By Ryan Fleming
Unfortunately I didn’t get to see it live, but thankfully I wasn’t at a pub, like The Banshee, which columnist Kevin Cullen of the Boston Globe describes in his article. I did, though, watch the second leg of the Ireland, France World Cup Qualifier match in it’s entirety on the internet earlier this week.
So, yes, I’ve seen the handball that French great Thierry Henry so undoubtedly committed, which in turn lead to William Gallas’ header, putting the France side even on the scoreboard, but ahead 2-1 on aggregate. Watching it over and over again, not cause I’m a fan of France, but an Irish supporter, one has to wonder if Henry is really to blame.
Can we really point fingers to a player who has been a class act his entire career? Thierry donated money to AIDS research and is a promoter of the Stand Up Speak Up, anti-racism campaign. The two-time FIFA Player of the Year’s simple act of reflex, albeit being an all-important one, was an action that millions of us would have done, like Henry, without even thinking about it.

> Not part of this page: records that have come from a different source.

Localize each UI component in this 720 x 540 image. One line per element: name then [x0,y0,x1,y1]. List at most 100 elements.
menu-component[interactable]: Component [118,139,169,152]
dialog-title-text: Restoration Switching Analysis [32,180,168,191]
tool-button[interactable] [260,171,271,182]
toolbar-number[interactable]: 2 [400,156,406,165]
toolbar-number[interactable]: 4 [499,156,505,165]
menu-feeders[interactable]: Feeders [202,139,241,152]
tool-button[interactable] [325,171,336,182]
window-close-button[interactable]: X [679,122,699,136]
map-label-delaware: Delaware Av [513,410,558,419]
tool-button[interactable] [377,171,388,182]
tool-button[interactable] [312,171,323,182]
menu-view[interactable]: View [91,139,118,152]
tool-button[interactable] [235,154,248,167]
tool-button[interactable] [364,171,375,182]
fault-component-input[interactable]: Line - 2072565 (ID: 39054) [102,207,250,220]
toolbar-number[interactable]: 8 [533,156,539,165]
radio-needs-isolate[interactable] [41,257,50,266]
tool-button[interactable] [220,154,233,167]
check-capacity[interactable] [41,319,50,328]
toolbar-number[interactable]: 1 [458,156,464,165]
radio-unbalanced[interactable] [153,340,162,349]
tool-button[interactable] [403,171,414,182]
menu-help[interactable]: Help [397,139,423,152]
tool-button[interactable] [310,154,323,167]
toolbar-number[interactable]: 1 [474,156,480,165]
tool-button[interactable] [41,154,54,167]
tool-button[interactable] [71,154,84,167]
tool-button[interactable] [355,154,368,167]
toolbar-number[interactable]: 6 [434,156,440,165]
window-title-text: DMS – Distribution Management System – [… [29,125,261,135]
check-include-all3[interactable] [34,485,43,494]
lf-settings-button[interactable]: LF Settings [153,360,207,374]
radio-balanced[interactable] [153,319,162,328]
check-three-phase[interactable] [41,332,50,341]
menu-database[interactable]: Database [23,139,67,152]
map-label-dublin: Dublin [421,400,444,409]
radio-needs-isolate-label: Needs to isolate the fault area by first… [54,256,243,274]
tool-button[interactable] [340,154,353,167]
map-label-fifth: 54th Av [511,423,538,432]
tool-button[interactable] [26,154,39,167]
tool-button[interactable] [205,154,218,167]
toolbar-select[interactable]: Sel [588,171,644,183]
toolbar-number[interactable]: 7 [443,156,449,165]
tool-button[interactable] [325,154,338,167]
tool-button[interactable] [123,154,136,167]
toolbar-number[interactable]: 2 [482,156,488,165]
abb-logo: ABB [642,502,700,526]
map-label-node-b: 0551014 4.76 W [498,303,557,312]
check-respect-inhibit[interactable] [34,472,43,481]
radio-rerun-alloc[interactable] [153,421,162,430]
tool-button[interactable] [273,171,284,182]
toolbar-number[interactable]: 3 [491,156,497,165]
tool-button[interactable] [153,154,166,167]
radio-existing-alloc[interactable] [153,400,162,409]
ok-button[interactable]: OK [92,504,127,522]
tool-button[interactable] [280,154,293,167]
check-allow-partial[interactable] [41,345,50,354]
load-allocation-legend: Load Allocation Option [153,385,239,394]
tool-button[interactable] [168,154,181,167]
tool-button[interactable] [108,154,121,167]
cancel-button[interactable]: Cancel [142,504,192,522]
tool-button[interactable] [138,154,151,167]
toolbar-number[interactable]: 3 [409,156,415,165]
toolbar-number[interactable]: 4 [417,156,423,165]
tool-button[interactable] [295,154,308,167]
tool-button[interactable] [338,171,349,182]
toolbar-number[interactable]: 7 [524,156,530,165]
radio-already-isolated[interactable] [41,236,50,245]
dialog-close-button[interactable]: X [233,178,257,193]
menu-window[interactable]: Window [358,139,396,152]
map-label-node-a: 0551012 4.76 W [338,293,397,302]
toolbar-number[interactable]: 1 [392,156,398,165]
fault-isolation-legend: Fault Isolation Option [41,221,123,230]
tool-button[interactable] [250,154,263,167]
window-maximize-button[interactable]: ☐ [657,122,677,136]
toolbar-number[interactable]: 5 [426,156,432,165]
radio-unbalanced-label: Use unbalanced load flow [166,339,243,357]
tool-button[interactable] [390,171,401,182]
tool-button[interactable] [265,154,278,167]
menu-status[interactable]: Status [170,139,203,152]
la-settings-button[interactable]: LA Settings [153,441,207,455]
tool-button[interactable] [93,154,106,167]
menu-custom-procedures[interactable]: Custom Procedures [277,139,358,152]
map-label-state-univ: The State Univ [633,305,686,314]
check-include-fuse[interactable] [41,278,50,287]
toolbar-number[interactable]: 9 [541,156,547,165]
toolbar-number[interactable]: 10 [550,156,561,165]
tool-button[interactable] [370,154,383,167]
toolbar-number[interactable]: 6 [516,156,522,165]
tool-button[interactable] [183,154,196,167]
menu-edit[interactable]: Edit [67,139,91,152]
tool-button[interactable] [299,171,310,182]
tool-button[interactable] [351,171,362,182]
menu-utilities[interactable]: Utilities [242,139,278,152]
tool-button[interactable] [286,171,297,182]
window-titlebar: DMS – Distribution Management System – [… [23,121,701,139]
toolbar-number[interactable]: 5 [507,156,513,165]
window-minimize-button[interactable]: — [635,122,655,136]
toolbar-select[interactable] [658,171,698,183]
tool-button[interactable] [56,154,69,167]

With the ball moving from his right-to-left, almost seemingly headed out-of-bounds, Henry, probably unconsciously stuck out his left hand to stop the ball and drop it at his feet. The rest is history, but the Irish, until earlier today, were hoping to erase that. The Football Association of Ireland wrote a formal petition to FIFA expressing their desire to have the game replayed. It’s a rarity, but it has happened before.
The thin line of optimism that the FAI had was dissipated today when FIFA made a statement declaring that “the result of the match cannot be changed and the match cannot be replayed. As is clearly mentioned in the Laws of the Game, during matches, decisions are taken by the referee and these decisions are final.”
After the match Henry apologized, but then turned the blame on someone who probably deserved most, if not all of it, the referee.
Swedish referee, Martin Hansson, missed the call and gave the boys in green their undeserved ticket back home. Swedish newspapers also mentioned the miss call and expressed their sympathy for Ireland and how the match ended.
One has to question the neglect of replays in matches. FIFA continues to neglect the topic even in crucial international competitions like the World Cup or even Champions League bouts. The question then arises how many times do incidents like this have to happen– dreams crushed and tensions created–until that terribly tedious, strenuous task of looking at a video replay to make things right finally get its place in soccer.
Editor’s Note: Since this column has been written Thierry Henry has come out and stated that he would like there to be a replay of the match. And Roy Keane has stated that Ireland supporters must get over the result and the penalty because the chance should have never occurred if the Irish had played proper defense in the penalty area.